QLever support for SPARQL 1.1 Update - ad-freiburg/qlever GitHub Wiki

This page is outdated. In the meantime, there is a proof-of-concept implementation for SPARQL Update in https://github.com/ad-freiburg/qlever/pull/916 . It will be integrated into QLever over the next months.

QLever currently does not support SPARQL 1.1 Update operations. However, we plan to do so, and this document outlines the implementation plan. To understand this document, you should understand QLever's basic architecture, in particular, the basic index data structures (QLever's "permutations") and how QLever internally maps each IRI or literal to a unique ID (QLever's "internal and external vocabulary"). As it turns out, the following ideas are also relevant for an efficient implementation of SPARQL 1.1 Federated Query.

Two indexes A and B

The main idea behind this implementation plan is to build and maintain two fully-functional indexes. One index, called A in the following, is built for a snapshot of the set of RDF triples at a certain point in time T. Another index, called B, is built for all the RDF triples that are added or deleted after time T.

Index A is periodically built from scratch. For a dump of the complete Wikidata, an index build currently takes around 14 hours (on a PC without special hardware). So index A could be rebuilt from scratch every day.

Index B is also periodically built from scratch, but at a much higher frequency. For Wikidata, the amount of edits that accumulate over the period of a few days is in the millions. QLever can build an index from scratch with a speed of around half a million triples per second. So index B could be rebuild once every few seconds or every minute.

When a triple that was contained in the data at time T (and is hence contained in A) is deleted after time T, we also insert it into B, but with a tag deleted.
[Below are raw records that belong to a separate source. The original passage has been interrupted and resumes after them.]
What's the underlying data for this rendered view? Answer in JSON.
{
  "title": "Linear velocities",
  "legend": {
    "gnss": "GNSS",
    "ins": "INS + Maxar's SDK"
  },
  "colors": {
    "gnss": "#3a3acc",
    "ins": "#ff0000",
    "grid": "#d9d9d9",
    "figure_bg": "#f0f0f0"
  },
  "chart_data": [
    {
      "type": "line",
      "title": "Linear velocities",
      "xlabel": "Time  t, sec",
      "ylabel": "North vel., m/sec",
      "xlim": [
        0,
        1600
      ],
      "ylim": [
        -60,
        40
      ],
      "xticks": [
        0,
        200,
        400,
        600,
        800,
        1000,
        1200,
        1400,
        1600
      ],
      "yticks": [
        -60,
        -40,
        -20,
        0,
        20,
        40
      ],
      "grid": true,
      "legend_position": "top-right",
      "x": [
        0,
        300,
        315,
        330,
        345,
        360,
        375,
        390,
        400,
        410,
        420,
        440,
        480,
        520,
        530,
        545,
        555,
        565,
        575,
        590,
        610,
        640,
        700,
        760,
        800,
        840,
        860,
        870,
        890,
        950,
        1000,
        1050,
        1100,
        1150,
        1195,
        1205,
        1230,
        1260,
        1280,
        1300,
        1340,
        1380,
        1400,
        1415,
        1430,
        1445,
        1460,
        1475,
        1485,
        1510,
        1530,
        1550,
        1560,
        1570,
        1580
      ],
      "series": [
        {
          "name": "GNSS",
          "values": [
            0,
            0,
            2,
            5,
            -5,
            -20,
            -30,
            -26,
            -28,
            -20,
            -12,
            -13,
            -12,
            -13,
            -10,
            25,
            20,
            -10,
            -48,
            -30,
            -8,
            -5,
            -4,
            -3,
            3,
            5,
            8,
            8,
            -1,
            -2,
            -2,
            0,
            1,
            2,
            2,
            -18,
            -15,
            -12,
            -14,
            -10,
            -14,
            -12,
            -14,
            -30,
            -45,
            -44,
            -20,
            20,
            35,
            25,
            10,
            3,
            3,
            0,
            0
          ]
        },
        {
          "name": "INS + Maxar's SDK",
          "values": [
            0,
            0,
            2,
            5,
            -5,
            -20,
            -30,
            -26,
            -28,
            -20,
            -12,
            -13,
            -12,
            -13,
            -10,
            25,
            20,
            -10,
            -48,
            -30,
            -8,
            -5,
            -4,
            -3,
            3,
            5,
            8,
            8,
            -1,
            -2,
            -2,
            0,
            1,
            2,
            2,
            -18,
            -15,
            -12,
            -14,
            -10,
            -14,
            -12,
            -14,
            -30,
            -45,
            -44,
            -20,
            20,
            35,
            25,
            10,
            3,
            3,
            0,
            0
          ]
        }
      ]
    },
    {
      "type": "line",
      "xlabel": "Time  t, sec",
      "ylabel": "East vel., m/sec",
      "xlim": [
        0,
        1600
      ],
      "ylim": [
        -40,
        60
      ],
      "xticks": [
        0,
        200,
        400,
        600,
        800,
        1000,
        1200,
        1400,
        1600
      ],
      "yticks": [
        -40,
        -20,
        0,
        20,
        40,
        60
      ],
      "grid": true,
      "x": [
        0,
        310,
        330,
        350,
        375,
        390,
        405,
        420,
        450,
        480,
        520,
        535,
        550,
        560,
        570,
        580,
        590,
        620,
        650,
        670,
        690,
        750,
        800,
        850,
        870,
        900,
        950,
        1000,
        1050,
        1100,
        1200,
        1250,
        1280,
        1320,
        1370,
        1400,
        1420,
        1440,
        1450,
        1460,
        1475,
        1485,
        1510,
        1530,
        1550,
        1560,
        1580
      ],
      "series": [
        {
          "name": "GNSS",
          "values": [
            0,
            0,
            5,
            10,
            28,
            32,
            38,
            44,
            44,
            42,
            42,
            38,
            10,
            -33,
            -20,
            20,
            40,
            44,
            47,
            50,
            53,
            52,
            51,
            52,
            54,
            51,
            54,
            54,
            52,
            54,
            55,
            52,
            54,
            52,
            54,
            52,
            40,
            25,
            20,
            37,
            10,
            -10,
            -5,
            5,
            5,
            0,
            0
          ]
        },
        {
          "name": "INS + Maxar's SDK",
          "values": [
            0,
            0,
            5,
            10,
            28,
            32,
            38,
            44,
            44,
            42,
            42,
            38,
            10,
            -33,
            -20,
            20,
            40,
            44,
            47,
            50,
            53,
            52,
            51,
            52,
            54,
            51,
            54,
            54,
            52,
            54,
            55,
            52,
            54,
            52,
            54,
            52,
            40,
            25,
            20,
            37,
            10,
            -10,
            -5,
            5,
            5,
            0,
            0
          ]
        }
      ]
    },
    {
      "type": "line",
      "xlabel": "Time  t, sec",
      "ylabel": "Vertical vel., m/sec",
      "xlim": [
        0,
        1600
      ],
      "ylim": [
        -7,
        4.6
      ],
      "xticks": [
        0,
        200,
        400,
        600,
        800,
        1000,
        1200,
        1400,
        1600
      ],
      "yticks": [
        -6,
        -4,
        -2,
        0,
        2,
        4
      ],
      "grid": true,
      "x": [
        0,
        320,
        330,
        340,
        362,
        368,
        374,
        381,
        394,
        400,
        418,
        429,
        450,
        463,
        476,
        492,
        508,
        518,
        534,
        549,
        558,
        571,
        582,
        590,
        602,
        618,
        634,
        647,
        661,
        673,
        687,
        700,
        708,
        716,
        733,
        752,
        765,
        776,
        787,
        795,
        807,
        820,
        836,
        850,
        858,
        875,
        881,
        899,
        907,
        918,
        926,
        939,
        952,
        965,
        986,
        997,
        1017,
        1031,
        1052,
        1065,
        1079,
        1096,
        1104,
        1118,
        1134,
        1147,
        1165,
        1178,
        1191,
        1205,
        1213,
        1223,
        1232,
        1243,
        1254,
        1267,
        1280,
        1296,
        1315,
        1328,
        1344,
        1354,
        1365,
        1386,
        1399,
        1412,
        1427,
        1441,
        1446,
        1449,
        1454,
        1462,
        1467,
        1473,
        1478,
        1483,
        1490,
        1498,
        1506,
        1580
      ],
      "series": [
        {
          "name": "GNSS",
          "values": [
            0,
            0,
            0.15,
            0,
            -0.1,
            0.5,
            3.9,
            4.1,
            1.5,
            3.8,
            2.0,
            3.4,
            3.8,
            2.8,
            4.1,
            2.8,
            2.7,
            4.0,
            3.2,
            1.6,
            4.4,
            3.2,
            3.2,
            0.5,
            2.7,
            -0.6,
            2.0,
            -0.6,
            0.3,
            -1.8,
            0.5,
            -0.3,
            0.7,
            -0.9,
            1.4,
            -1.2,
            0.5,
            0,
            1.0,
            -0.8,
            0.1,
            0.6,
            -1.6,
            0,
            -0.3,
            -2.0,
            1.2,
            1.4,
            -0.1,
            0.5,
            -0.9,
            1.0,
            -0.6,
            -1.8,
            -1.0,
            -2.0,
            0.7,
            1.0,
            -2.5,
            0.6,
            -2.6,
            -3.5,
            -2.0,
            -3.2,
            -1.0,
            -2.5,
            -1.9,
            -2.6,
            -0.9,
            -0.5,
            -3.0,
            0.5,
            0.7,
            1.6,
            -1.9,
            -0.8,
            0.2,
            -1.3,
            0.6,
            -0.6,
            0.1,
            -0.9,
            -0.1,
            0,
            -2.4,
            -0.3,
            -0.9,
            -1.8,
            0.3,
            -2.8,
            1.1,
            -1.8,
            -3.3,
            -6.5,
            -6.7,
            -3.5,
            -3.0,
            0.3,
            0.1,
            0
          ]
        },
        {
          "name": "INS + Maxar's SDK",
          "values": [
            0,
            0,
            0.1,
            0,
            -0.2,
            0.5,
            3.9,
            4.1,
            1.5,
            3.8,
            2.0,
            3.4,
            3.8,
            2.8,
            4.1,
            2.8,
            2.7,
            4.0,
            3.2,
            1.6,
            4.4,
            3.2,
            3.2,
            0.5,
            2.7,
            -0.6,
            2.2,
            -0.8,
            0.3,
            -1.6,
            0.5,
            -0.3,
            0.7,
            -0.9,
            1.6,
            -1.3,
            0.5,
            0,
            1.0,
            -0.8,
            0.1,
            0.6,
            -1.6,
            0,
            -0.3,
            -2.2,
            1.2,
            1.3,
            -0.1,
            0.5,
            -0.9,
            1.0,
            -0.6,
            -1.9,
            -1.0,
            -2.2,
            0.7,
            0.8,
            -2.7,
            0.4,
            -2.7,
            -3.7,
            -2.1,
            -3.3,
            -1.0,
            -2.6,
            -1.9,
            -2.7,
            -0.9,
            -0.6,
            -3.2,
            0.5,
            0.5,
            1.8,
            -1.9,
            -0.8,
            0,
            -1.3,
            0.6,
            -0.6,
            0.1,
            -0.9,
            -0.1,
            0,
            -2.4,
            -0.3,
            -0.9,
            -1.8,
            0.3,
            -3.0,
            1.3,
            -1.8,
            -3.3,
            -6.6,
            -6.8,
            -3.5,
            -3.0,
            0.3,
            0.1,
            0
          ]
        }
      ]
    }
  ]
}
When a triple contained in A is added again, we just ignore it. For any sequence of update operations on the same triple, we can trivially compute during the construction of B whether the eventual status is that the triple is in or out. Without loss of generality, we therefore have two kinds of triples in B: triples that are not contained in A and added in B, and triples that are contained in A and added in B with tag deleted.

It is important how we assign IDs to the IRIs and literals of the triples in B. IRIs or literals that already exist in A must get the same ID as in A. IRIs or literals that do not exist in A must get an ID that is larger than all IDs in A. Along with each new ID from B we also store the largest ID in A for which the IRI or literal is <= the new IRI or literal in the respective natural order. Given the small number of triples in B, this is easy to compute and store.

Query processing with two indexes

When processing a query, we have two types of operations: index scans (the leaves of the query execution tree) and all other operations (the inner nodes of the query execution tree). [TODO: Write a document about QLever's query execution tree. In a nutshell, it's simply the tree of operations carried out by QLever to compute the result for a query.]

For an index scan, we have to read from both A and B. In the current version of QLever (with just one index), an index scan just reads a segment from a file on disk and writes it into memory. With two indexes, we read the corresponding segments from A and B, merge them, and write the merged result into memory. The end result has the same form as in the current version of QLever. When B is small (which is the case for our target scenario, where the number of updates is relatively small compared to the size of the whole data), there is only a small performance penalty, because the merge can just scan over large segments of the data from A.

During this merge, we can easily take care of triples that were added to B with a delete tag. Namely, during the merge, we will encounter such a triple together with its corresponding triple from A and then we can simply ignore it, that is, not write it to the merged result (it's like matter and anti-matter colliding and disappearing into nothing).

For an intermediate operation, we can proceed almost as before. The input tables are of the same form as in the single-index case, with one difference. Namely, if an input table is sorted by a particular column, the order of the IDs in that column now does not fully correspond to the "natural" order of the respective IRIs or literals. However, since the new IDs from B are all larger than the IDs from A, the table consists of a top part (with the old IDs in the respective column) and a bottom part (with the new IDs in the respective column), such that the "natural-order" property holds for each part. It is easy to keep track of the dividing line (row index) between the two parts.

For many operations, the "natural-order" property is not important. In particular, it is not important for JOIN operation: all we need there is that the IDs are sorted. For some operations, the "natural-order" property is important. In particular, it is important to efficiently process FILTER operations involving a prefix regular expression and ORDER BY operations. Whenever the "natural-order" property is needed, we can just carry out the respective operation on both parts of the input table (for each of which the "natural-order" property holds, see above), and then merge the results. For the merging, for the IDs from B we need the pre-computed mapping (see above) to where they "fit into" the IDs from A.

Optimizations

A large part of the cost of building the index for B is locating the (nearest or exact) IDs from B in the large vocabulary of A. For a sequence of rebuilds of B relative to the same index A, we can reuse the results of the last such locating. So if, for example, we rebuild B once every minute, we only need to do the locating for the (IDs of the) triples added in the last minute.